Luo Fanchen olhou para o céu com frieza. Ele podia ser brincalhão com amigos, mas, em momentos decisivos, mantinha seus princípios.
"Eu só quero despertar o talento que é meu por direito, por que tentar me impedir?"
Luo Fanchen não temia o destino daquele mundo. Em seus mitos ancestrais, nunca houve submissão ao destino.
"Não sou alguém que busca desafiar o céu sem motivo."
"Mas, se o céu insiste em bloquear meu caminho, que mal há em violar a vontade de tal divindade?"
Nesse instante, os pelos de todos se arrepiaram. Acostumados a serem domados pelos nobres, eles nunca tinham ouvido palavras tão blasfemas. Su Ju'er cobriu a boca com as mãos, em choque, mas seu coração, antes movido por gratidão, começou a pulsar com uma admiração profunda e um desejo genuíno por aquele homem.
Ela começou a reunir todas as suas forças, pronta para protegê-lo com a própria vida, se necessário.
"Vash! Vash!"
As nuvens negras comprimiram o céu. Na aldeia escura, apenas a luz dourada persistia. Atrás de Luo Fanchen, a sombra do dragão rugia em rebeldia.
"Crack... crack..."
As pedras de obsidiana começaram a rachar.
"Boom!"
Vários raios caíram, abrindo crateras ao redor de Luo Fanchen. Todos recuaram, exceto uma figura feminina que avançou contra a tempestade.
"Cough!"
Luo Fanchen cuspiu sangue, seus olhos brilhando com determinação.
"Quebre!"
"Boom!"
Todas as pedras de obsidiana explodiram em pó. A luz dourada, que parecia ter atingido o limite, saltou. Dez metros de luz dourada.
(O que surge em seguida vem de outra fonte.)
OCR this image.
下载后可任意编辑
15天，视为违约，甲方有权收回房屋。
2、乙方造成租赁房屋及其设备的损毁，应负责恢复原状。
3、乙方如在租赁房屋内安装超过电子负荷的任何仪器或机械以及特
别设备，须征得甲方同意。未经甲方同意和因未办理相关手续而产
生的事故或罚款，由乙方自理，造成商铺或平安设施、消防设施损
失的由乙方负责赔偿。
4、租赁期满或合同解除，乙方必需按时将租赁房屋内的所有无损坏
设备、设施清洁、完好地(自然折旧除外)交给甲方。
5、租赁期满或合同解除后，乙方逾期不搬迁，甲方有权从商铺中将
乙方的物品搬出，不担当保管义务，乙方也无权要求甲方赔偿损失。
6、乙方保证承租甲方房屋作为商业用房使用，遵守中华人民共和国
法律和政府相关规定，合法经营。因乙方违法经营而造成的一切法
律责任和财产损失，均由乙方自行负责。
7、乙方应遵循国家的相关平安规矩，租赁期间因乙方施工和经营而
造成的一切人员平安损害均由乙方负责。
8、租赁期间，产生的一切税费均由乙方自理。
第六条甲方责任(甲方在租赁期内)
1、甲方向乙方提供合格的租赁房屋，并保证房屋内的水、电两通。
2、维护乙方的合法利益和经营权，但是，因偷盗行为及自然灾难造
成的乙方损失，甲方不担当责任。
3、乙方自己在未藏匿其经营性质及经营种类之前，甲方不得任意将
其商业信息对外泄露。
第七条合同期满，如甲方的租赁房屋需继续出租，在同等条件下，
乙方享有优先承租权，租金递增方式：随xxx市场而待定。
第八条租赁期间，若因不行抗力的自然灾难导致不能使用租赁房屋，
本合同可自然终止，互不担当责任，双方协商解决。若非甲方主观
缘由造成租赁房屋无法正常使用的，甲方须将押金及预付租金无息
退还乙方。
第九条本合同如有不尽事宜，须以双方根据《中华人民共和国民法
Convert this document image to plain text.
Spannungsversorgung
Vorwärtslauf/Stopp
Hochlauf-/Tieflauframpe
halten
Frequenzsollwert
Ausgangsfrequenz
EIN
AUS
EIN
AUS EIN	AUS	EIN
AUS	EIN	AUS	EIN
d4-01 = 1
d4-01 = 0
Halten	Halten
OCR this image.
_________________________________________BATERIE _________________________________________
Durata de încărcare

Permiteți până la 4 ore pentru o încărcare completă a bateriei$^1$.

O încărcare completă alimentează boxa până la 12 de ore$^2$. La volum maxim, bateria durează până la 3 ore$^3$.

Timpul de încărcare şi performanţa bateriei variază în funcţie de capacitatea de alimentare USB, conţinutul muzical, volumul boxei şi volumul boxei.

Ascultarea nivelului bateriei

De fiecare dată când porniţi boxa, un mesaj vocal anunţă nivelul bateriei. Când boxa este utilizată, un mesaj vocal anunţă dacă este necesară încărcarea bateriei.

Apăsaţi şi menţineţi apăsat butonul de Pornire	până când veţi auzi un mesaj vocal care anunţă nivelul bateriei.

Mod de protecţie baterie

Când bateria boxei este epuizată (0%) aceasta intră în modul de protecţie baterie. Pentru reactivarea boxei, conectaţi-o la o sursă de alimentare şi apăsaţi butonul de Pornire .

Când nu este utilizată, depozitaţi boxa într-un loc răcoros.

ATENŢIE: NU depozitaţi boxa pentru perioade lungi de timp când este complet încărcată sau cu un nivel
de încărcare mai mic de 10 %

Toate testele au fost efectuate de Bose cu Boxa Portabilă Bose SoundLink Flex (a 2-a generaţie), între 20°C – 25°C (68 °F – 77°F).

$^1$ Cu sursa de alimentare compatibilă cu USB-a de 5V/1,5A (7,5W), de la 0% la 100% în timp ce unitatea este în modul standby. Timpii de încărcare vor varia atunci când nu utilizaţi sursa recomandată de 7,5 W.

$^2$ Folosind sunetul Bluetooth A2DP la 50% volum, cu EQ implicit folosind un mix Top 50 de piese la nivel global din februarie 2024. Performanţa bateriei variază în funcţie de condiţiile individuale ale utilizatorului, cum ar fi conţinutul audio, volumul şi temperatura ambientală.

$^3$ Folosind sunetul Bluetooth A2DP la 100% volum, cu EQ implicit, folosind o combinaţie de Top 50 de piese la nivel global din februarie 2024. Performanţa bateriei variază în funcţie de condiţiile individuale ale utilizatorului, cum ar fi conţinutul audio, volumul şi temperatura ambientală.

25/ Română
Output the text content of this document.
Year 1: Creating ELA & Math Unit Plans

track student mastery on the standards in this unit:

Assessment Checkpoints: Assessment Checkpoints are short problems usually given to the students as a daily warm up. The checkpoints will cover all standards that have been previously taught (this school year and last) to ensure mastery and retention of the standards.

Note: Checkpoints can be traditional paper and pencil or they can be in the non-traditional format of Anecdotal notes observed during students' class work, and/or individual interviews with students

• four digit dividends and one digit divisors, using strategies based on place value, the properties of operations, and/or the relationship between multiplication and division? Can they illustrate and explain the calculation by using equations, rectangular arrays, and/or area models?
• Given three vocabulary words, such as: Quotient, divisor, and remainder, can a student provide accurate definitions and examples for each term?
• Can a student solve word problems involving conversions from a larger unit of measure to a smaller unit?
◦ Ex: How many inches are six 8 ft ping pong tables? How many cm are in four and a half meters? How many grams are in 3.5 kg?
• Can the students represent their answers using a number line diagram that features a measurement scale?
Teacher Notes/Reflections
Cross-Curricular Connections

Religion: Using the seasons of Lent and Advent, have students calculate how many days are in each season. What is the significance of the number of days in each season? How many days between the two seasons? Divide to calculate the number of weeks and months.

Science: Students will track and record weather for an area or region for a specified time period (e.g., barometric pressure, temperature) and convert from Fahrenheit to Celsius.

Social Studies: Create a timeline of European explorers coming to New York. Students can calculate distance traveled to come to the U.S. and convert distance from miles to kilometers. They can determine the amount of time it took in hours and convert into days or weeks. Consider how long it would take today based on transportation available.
Sem precedentes.
Luo Fanchen olhou para Long Tao, com olhos profundos e calmos:
"O homem não nasce para aceitar o destino passivamente."
"Entende?"
A sombra do dragão manifestou-se plenamente, grandiosa e imponente, rugindo para o céu.
"Ploft!"
O espírito marcial de Long Tao ajoelhou-se primeiro, seguido pelo seu mestre.
"Crack!"
O céu, enfurecido, lançou um raio colossal. No momento de perigo extremo, uma voz gentil e doce soou:
"Meu pequeno, não tenha medo, eu estou aqui!"
Su Ju'er, mesmo sabendo que a tribulação era poderosa demais para ela, saltou para proteger Luo Fanchen com seu próprio corpo. Ela já havia aceitado a morte.
O raio, no entanto, ignorou todas as defesas de Su Ju'er, atravessando-a como uma miragem e atingindo diretamente o corpo de Luo Fanchen.